As someone who feels like crying when the word “swimming” is even mentioned, I was not merely reluctant, but outright terrified to try synchronized swimming. The fear of drowning occupied my mind during every swimming class I went to growing up, and even though I eventually learned how to swim, I never really got past the fear. And I suppose that’s exactly why I took on the challenge – it was a way to conquer my childhood fears once and for all.
I contacted the head coach at San Dieguito Synchronized Swimming, who generously offered me a trial session in the beginner class. Under the impression that I would spend my time twirling around in the water with other newcomers my age, I confidently strode to the pool to find a dozen 6-year-olds clasping their towels and goggles and staring at me, bewildered. I walked around the pool, asking where the young adult beginner class was, but was directed right back to the group of curious and expectant tykes.
I put my towel down next to the other students’ and began doing stretches at the poolside, as directed by the head coach. I had managed to get through the lunges and downward dog pose, when she asked everyone to do the “scorpion” pose, which involved extreme contortion of the legs and fluttering hand motions. This was followed by the “boat,” for which I lay on my stomach and waved my feet wildly in the air.

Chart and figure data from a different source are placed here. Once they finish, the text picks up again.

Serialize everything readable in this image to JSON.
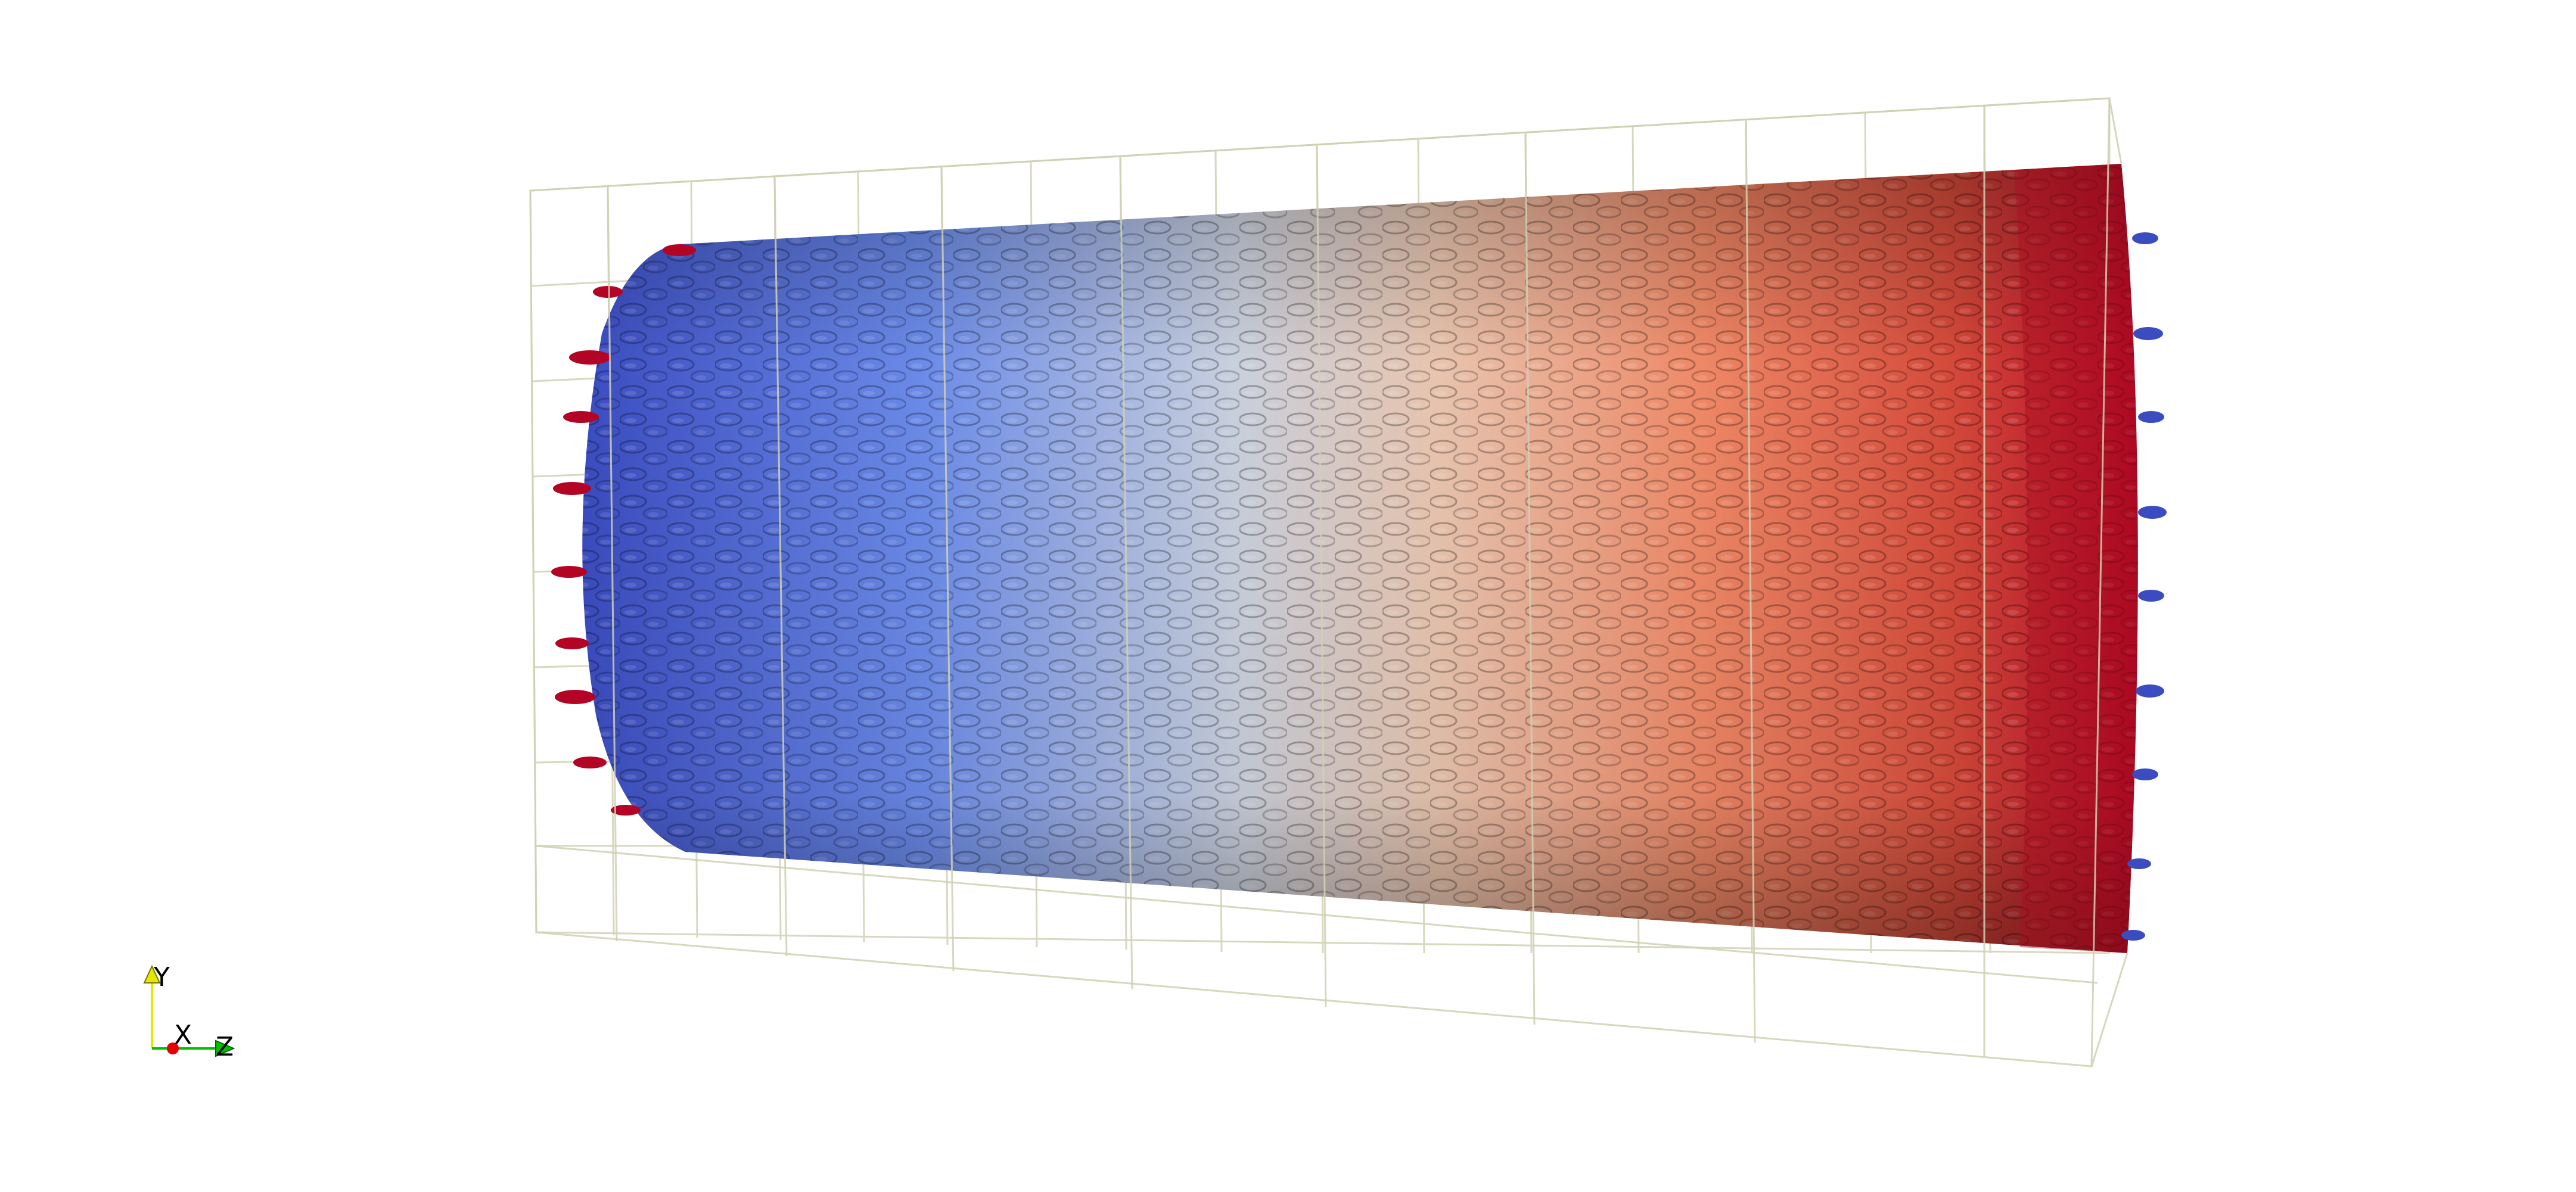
{
  "viewport": {
    "background": "#ffffff"
  },
  "scene": {
    "colormap": {
      "low": "#3b4cc0",
      "mid": "#dddddd",
      "high": "#b40426"
    },
    "outline_color": "#d8d8c0"
  },
  "orientation_axes": {
    "y_label": "Y",
    "x_label": "X",
    "z_label": "Z",
    "y_color": "#e6e600",
    "x_color": "#e60000",
    "z_color": "#00c000"
  }
}
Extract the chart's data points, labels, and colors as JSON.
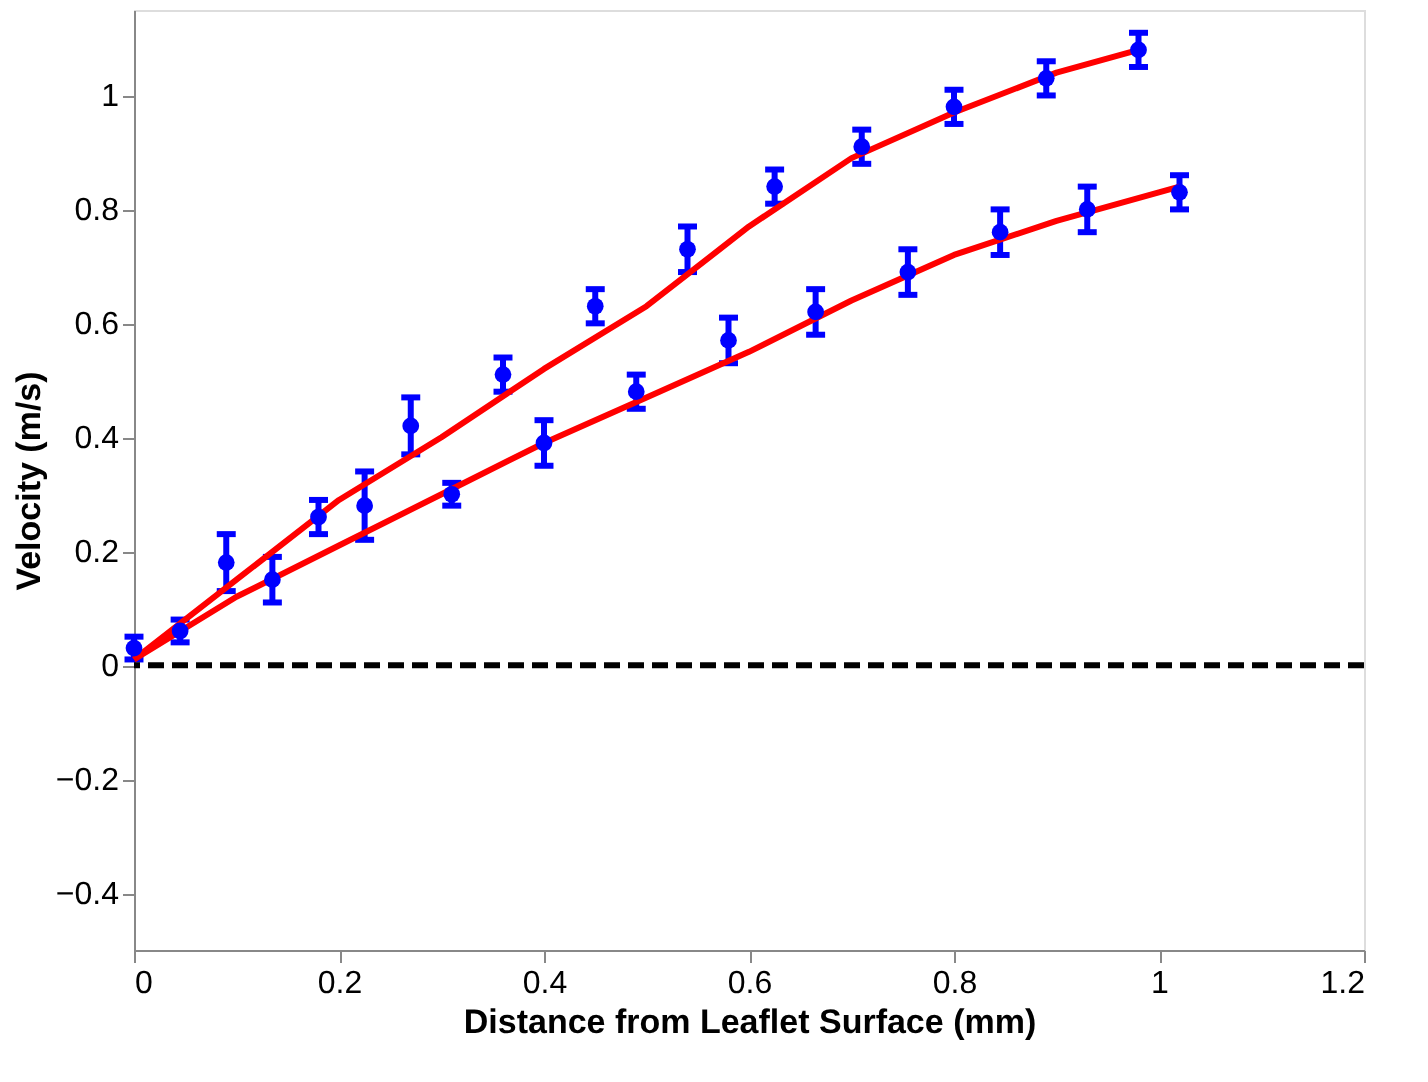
{
  "chart_data": {
    "type": "scatter",
    "xlabel": "Distance from Leaflet Surface (mm)",
    "ylabel": "Velocity (m/s)",
    "xlim": [
      0,
      1.2
    ],
    "xticks": [
      0,
      0.2,
      0.4,
      0.6,
      0.8,
      1,
      1.2
    ],
    "ylim": [
      -0.5,
      1.15
    ],
    "yticks": [
      -0.4,
      -0.2,
      0,
      0.2,
      0.4,
      0.6,
      0.8,
      1
    ],
    "grid": false,
    "marker": "circle",
    "series": [
      {
        "color": "#0000ff",
        "x": [
          0,
          0.09,
          0.18,
          0.27,
          0.36,
          0.45,
          0.54,
          0.625,
          0.71,
          0.8,
          0.89,
          0.98
        ],
        "values": [
          0.03,
          0.18,
          0.26,
          0.42,
          0.51,
          0.63,
          0.73,
          0.84,
          0.91,
          0.98,
          1.03,
          1.08
        ],
        "errors": [
          0.02,
          0.05,
          0.03,
          0.05,
          0.03,
          0.03,
          0.04,
          0.03,
          0.03,
          0.03,
          0.03,
          0.03
        ]
      },
      {
        "color": "#0000ff",
        "x": [
          0.045,
          0.135,
          0.225,
          0.31,
          0.4,
          0.49,
          0.58,
          0.665,
          0.755,
          0.845,
          0.93,
          1.02
        ],
        "values": [
          0.06,
          0.15,
          0.28,
          0.3,
          0.39,
          0.48,
          0.57,
          0.62,
          0.69,
          0.76,
          0.8,
          0.83
        ],
        "errors": [
          0.02,
          0.04,
          0.06,
          0.02,
          0.04,
          0.03,
          0.04,
          0.04,
          0.04,
          0.04,
          0.04,
          0.03
        ]
      },
      {
        "type": "line",
        "color": "#ff0000",
        "marker": "none",
        "line_style": "solid",
        "x": [
          0,
          0.1,
          0.2,
          0.3,
          0.4,
          0.5,
          0.6,
          0.7,
          0.8,
          0.9,
          0.98
        ],
        "values": [
          0.01,
          0.15,
          0.29,
          0.4,
          0.52,
          0.63,
          0.77,
          0.89,
          0.97,
          1.04,
          1.08
        ]
      },
      {
        "type": "line",
        "color": "#ff0000",
        "marker": "none",
        "line_style": "solid",
        "x": [
          0,
          0.1,
          0.2,
          0.3,
          0.4,
          0.5,
          0.6,
          0.7,
          0.8,
          0.9,
          1.02
        ],
        "values": [
          0.01,
          0.12,
          0.21,
          0.3,
          0.39,
          0.47,
          0.55,
          0.64,
          0.72,
          0.78,
          0.84
        ]
      }
    ],
    "ref_lines": [
      {
        "axis": "y",
        "value": 0,
        "color": "#000000",
        "line_style": "dashed"
      }
    ]
  }
}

Then we split into two groups and went over the routine that the class had been practicing. I tried to follow along as we kicked and twirled poolside.
After the land drills were over, we got into the pool. I thought we would simply begin the routine, but instead we did six laps as a warmup. Since I hadn’t been swimming in years, I could hardly make it across the pool once doing freestyle, let alone five more times doing backstroke and breaststroke as well. I was then taught the “fancy backstroke,” a synchronized swimming basic, where I tapped the water with a jazz hand every time I made a stroke. I was not very good at the fancy backstroke and kept splashing water on my face while continuously bumping into the pool wall.
While the other students began to practice the routine, I was pulled aside by a class helper to learn another basic move called the “eggbeater.”
If there is one thing I am terrible at, it’s the eggbeater. The eggbeater is the core element of synchronized swimming, the helper explained, and it was supposed to be done by alternatingly rotating my legs while pushing the water back and forth with my hands. It is essentially a graceful form of treading water, but I could not get the motions correct even after being shown how to do them several times by both the instructors and the other students in my class. And since I could not easily grasp the eggbeater, I had to hold my instructor’s hand for more than half the class to stay afloat.
We started the routine, and I tried to follow along as the head coach explained the steps in the routine. We would start under water for four counts and then come to the surface with a “boost.” Then we would do eight counts of breaststroke before tucking our knees to our chests to do a somersault.
This sequence demonstrated the far more strenuous and complicated nature of the sport than I ever had expected. I could barely stay under water without running out of breath, and when I boosted to the surface, I violently splashed water in the children’s faces. The coach pointed out that I should try to be more graceful.
When it was my turn to do a somersault, I closed my eyes, bent my knees and rolled over, hoping this would suffice as a flip. But, when I opened my eyes, I was face down on the surface of water, having not even slightly turned upside down in the water. With admirable understatement, my coach allowed that I hadn’t “quite gotten it.”
In truth, I hadn’t quite gotten most of the moves and poses taught to me, but at the end, the head coach reminded me that the first time never goes easily for anyone. She knew of my reluctance when it came to swimming, and told me my willingness to even try the sport was “one step in the right direction.”
Before leaving, I watched the students in an advanced class gracefully maneuver in the water, perfectly synchronizing their motions as they glided across the pool.
I thought then that the thought of swimming did not make me feel like crying as much as it had before I had taken this lesson. And when my friend asked me the following day if I wanted to go swimming with her, I accepted, joking that I would teach her a somersault, but to forget about the eggbeater.